Immunological niches in the digestive system
Our goal is to understand what drives niche specific, or local, immunological differences between not only functional segments along the gut, but also the liver-biliary system and the pancreas. We postulate that this immune compartmentalization underlies the nature and site specificity of disease susceptibility, such as pathogen tropisms, food allergies, autoimmune diseases, chronic inflammatory diseases and cancers. Insight into how the immune system is wired in each niche will permit more tailored and potentially effective therapeutic strategies.
Research area I: Driving forces and cellular substrates of tissue-specific lymph nodes in the digestive system
Lymph nodes (LNs) are key sites for the initiation of tissue specific adaptive immunity. Along the gastrointestinal tract they are immunologically distinct (Esterhazy et al., Nature 2019), with the more proximal LNs being more tolerance-promoting and the more distal LNs more pro-inflammatory- but we wonder how extensive this paradigm is, what developmental, cellular and molecular forces underlie it, and how hardwired a LN tone is or if it can be re-established after a perturbation. Projects in the lab to address these questions include studying the active role of the gut tissue lymphatics and the lymph they carry, LN macrophages, and LN stromal cells in shaping LN niches.

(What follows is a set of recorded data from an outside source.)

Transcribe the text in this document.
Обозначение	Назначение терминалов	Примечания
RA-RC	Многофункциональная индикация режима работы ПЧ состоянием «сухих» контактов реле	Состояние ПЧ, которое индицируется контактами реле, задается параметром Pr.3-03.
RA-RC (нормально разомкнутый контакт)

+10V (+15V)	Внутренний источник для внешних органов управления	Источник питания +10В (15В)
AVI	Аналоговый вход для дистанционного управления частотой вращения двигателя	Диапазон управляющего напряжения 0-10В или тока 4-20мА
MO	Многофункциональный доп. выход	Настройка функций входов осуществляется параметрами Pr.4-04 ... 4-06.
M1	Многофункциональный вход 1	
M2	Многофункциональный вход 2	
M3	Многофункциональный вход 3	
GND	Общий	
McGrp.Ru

Research area II: Immune crosstalk between the gut, pancreas, and liver
While the gut, pancreas, and liver are distinct organs, they are directly connected through shared LNs, vascular supply and ductal systems, such as the biliary and pancreatic ducts. This is due to their common developmental origin, and serves both metabolic and immunological co-ordination in response to common exposures. However, all three routes also offer unique modes of immune-modulation of one organ through more or less direct interaction with another branch of the digestive system. The extent of such reciprocal control of tissue-specific innate and adaptive immunity is our subject of investigation, with a particular focus on the impact on the pancreas and the implications for the etiology and control of pancreatic diseases such as type 1 and type 2 diabetes, pancreatitis, and pancreatic ductal adenocarcinoma.
Techniques used
We use a wide range of techniques in mice, including lymph node dissection, microsurgery, lymphatic vessel cannulation, pancreatic islet isolation, multimodal imaging, single cell gene expression analysis, gnotobiotics, and genetic manipulation of mice to model diseases or track immune events. We use a spectrum of gastrointestinal pathogens, and study human material to relate our work to human disease.